All boutique openings have champagne, all boutique openings have canapes, and of course all boutique openings have DJs. So why not switch out the latter with something more intriguing? For the launch of his “shop-in-shop” at Saks Fifth Avenue last night, Phillip Lim sprang for more than just a turntablist. He got Sebastien Perrin, a Sound Designer.
What custom designs of sounds tickled the eardrums of partygoers as they their chugged bubbly? Those at the opening passed the pastel frocks sprawled on the tables and heard, well, sounds. Noodling cloud synths bounced off the speakers where the scruffy Perrin, wearing a cardigan and chomping on bubblegum, worked his magic.

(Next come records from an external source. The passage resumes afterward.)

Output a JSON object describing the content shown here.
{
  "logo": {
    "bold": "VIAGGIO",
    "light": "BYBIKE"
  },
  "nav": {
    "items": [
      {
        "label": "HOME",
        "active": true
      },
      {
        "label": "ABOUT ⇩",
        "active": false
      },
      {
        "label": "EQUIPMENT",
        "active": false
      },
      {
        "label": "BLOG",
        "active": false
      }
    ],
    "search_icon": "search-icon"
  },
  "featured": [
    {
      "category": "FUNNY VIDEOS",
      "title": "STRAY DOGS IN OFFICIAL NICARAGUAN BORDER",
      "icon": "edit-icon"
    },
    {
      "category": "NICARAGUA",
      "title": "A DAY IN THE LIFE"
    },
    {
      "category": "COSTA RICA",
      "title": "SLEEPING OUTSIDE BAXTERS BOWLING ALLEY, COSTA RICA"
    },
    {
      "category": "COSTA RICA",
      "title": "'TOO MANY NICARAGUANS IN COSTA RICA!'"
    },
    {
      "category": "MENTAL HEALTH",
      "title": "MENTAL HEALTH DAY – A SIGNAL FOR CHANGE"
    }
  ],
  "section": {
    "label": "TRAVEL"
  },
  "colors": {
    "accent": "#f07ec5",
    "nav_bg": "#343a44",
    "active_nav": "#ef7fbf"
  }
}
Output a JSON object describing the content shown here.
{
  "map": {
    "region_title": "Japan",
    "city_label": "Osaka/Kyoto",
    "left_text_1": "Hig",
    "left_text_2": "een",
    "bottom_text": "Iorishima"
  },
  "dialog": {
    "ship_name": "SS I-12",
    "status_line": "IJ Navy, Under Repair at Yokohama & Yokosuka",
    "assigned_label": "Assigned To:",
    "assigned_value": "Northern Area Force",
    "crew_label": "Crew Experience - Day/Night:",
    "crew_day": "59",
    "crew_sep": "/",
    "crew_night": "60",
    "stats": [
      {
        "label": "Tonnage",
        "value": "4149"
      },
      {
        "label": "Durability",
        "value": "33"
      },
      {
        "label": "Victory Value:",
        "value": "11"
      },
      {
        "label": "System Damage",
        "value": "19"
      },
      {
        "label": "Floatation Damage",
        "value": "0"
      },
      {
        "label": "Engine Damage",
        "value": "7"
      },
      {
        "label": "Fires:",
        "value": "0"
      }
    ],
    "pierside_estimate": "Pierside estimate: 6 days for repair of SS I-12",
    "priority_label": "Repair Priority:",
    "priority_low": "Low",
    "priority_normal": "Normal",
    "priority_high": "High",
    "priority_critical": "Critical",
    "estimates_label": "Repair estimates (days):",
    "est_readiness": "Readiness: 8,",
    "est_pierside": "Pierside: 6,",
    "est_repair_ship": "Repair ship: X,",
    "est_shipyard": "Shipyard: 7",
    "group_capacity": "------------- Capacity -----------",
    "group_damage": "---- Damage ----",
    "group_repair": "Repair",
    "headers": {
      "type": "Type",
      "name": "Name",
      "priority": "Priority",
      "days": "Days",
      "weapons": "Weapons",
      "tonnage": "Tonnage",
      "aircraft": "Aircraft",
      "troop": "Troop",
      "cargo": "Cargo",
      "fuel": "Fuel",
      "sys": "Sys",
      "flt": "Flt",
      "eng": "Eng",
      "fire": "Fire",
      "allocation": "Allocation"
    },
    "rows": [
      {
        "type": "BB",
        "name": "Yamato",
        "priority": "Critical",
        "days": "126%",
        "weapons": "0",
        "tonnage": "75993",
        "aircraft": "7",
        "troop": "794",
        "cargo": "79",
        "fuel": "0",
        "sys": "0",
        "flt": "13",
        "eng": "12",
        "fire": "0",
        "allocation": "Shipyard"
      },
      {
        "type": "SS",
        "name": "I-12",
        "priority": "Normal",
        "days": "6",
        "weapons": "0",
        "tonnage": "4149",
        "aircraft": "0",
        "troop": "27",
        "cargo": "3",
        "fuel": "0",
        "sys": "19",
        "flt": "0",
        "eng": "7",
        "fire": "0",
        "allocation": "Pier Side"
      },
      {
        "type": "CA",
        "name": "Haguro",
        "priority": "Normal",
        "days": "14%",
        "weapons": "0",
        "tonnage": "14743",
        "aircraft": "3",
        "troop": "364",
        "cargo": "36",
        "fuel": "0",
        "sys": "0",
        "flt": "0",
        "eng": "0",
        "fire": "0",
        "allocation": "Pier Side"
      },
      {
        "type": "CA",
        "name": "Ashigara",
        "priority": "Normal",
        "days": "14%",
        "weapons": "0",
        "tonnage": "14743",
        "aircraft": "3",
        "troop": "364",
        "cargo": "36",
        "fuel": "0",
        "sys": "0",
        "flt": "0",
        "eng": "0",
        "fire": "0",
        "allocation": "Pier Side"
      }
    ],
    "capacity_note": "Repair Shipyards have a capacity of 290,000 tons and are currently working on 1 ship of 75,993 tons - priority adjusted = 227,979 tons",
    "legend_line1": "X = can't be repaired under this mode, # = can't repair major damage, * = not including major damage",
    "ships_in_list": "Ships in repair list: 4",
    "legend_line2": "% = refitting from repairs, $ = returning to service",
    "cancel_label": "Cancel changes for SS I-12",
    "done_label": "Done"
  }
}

The churning repetitions, the minor keys, were like Phillip Glass scoring a Tim Burton stop-motion animation movie.
The stylish guests perusing tops didn’t seem to notice the music that was playing, and neither did Stefano Tonchi, editor of W, who was cheek-kissed by his co-workers at the magazine. Harder to ignore, though, was the installation by Nobuhiro Nakanishi. It was one of his layered sunrise works, a picture of a city in morning spread out among 50 or so opaque sheets. When caught in the right light, and looked at from the right angle, any combination of colors could be seen.
The designer finally showed up after the crowd had helped itself to enough cucumber cocktails to be tipsy — and perhaps make tipsy purchases. Lim was wearing himself: a chequered sport coat, flared black pants and flared black shorts, topped with a pair of Nike sneakers. As the party photographer snapped pictures of the designer with his models, the flash lit up the installation, making a tiny but beautiful rainbow inside its connected sheets. The only person who seemed to notice, though, was a man who walked toward the exit, Apple earbuds plugged in as the unheard sounds were designed around him.